En el silencio de la espera, donde la paciencia se pone a prueba,
se teje una esperanza que, aunque frágil, nunca muere ni se quiebra.
Es la fe en lo eterno, en un tiempo que no corre, sino vuela,
en promesas que, como semillas, en el alma se siembran.
Jehová, en su infinito mirar, no cuenta los segundos,
sino momentos, y en cada uno, una promesa de amor profundo.
No es el reloj quien manda, sino un plan perfecto y fecundo,
que en su divino tiempo, traerá lo justo y lo inmundo.
La esperanza es un faro en la noche oscura del deseo,
un ancla que sostiene, un viento que lleva al barco al puerto.
Es la certeza de que lo prometido, aunque tarde, será cierto,
y que cada oración elevada es un hilo que nos conecta al cielo.
La paciencia, virtud de los fuertes, de los que saben esperar,
es la compañera de la esperanza, juntas saben caminar.
Porque la fe no es solo creer en lo que se puede tocar,
es saber que detrás de la bruma, el sol volverá a brillar.

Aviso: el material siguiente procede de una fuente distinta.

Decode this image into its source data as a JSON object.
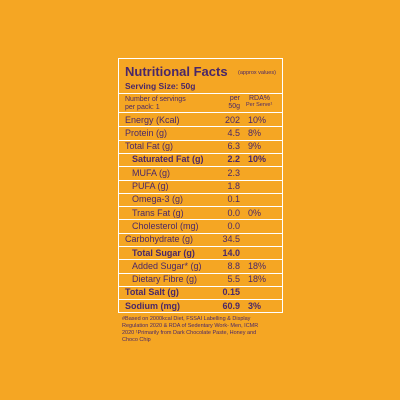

Y así, en la comunión con lo divino, en la palabra sagrada,
encontramos la fuerza para creer, sin ver, en la madrugada.
Porque Jehová, amigo invisible, escucha la voz callada,
y en su tiempo perfecto, responde a la llamada.
La esperanza, entonces, no es un mero desear,
es un saber profundo, un confiar sin titubear.

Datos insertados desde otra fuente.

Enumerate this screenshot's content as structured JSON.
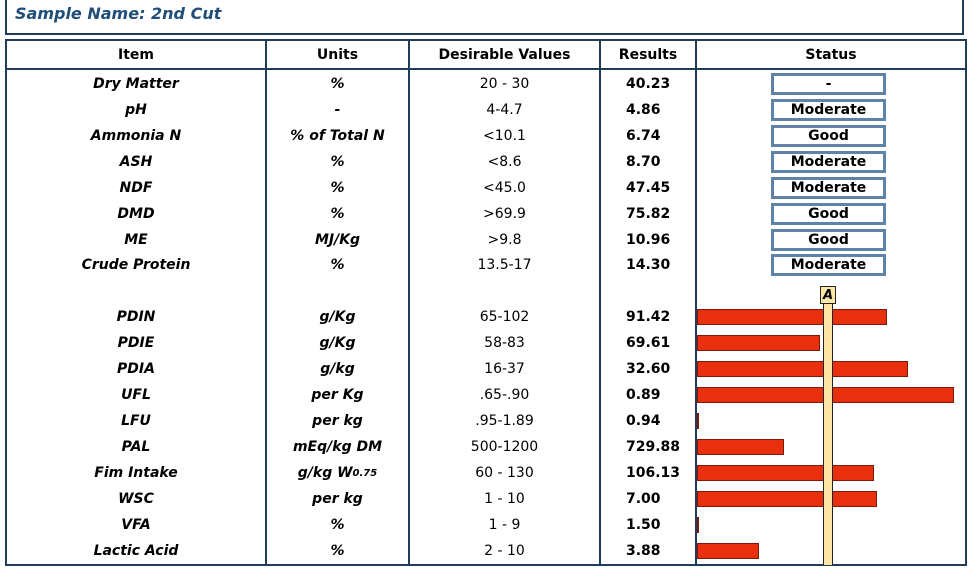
{
  "sample": {
    "title": "Sample Name: 2nd Cut"
  },
  "columns": {
    "item": "Item",
    "units": "Units",
    "desirable": "Desirable Values",
    "results": "Results",
    "status": "Status"
  },
  "scale_label": "A",
  "status_rows": [
    {
      "item": "Dry Matter",
      "units": "%",
      "desirable": "20 - 30",
      "result": "40.23",
      "status": "-"
    },
    {
      "item": "pH",
      "units": "-",
      "desirable": "4-4.7",
      "result": "4.86",
      "status": "Moderate"
    },
    {
      "item": "Ammonia N",
      "units": "% of Total N",
      "desirable": "<10.1",
      "result": "6.74",
      "status": "Good"
    },
    {
      "item": "ASH",
      "units": "%",
      "desirable": "<8.6",
      "result": "8.70",
      "status": "Moderate"
    },
    {
      "item": "NDF",
      "units": "%",
      "desirable": "<45.0",
      "result": "47.45",
      "status": "Moderate"
    },
    {
      "item": "DMD",
      "units": "%",
      "desirable": ">69.9",
      "result": "75.82",
      "status": "Good"
    },
    {
      "item": "ME",
      "units": "MJ/Kg",
      "desirable": ">9.8",
      "result": "10.96",
      "status": "Good"
    },
    {
      "item": "Crude Protein",
      "units": "%",
      "desirable": "13.5-17",
      "result": "14.30",
      "status": "Moderate"
    }
  ],
  "bar_rows": [
    {
      "item": "PDIN",
      "units": "g/Kg",
      "desirable": "65-102",
      "result": "91.42",
      "bar_fraction": 0.74
    },
    {
      "item": "PDIE",
      "units": "g/Kg",
      "desirable": "58-83",
      "result": "69.61",
      "bar_fraction": 0.48
    },
    {
      "item": "PDIA",
      "units": "g/kg",
      "desirable": "16-37",
      "result": "32.60",
      "bar_fraction": 0.82
    },
    {
      "item": "UFL",
      "units": "per Kg",
      "desirable": ".65-.90",
      "result": "0.89",
      "bar_fraction": 1.0
    },
    {
      "item": "LFU",
      "units": "per kg",
      "desirable": ".95-1.89",
      "result": "0.94",
      "bar_fraction": 0.0
    },
    {
      "item": "PAL",
      "units": "mEq/kg DM",
      "desirable": "500-1200",
      "result": "729.88",
      "bar_fraction": 0.34
    },
    {
      "item": "Fim Intake",
      "units": "g/kg W",
      "units_sup": "0.75",
      "desirable": "60 - 130",
      "result": "106.13",
      "bar_fraction": 0.69
    },
    {
      "item": "WSC",
      "units": "per kg",
      "desirable": "1 - 10",
      "result": "7.00",
      "bar_fraction": 0.7
    },
    {
      "item": "VFA",
      "units": "%",
      "desirable": "1 - 9",
      "result": "1.50",
      "bar_fraction": 0.0
    },
    {
      "item": "Lactic Acid",
      "units": "%",
      "desirable": "2 - 10",
      "result": "3.88",
      "bar_fraction": 0.24
    }
  ]
}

Es la fe en que Jehová, en su eterno caminar,
cumplirá sus promesas, y nos enseñará a volar.
Así, en la quietud de la oración, en el susurro del corazón,
mantenemos viva la llama de la esperanza, sin razón.
Porque es en el amor de Jehová, en su eterna canción,
donde hallamos la certeza de que todo tendrá solución.
Que la esperanza sea la melodía que en el alma resuene,
y la paciencia, la danza que en el camino nos sostiene.
Porque aunque el tiempo humano es corto y a veces duele,
el tiempo de Jehová es un río que fluye y que siempre llena.
Mantengamos pues, esa esperanza, fuerte y serena,
y en la paciencia, encontremos la paz que tanto llena.
Porque Jehová, en su sabiduría, todo lo ordena,
y en su amor, nos guía, nos protege y nos enseña.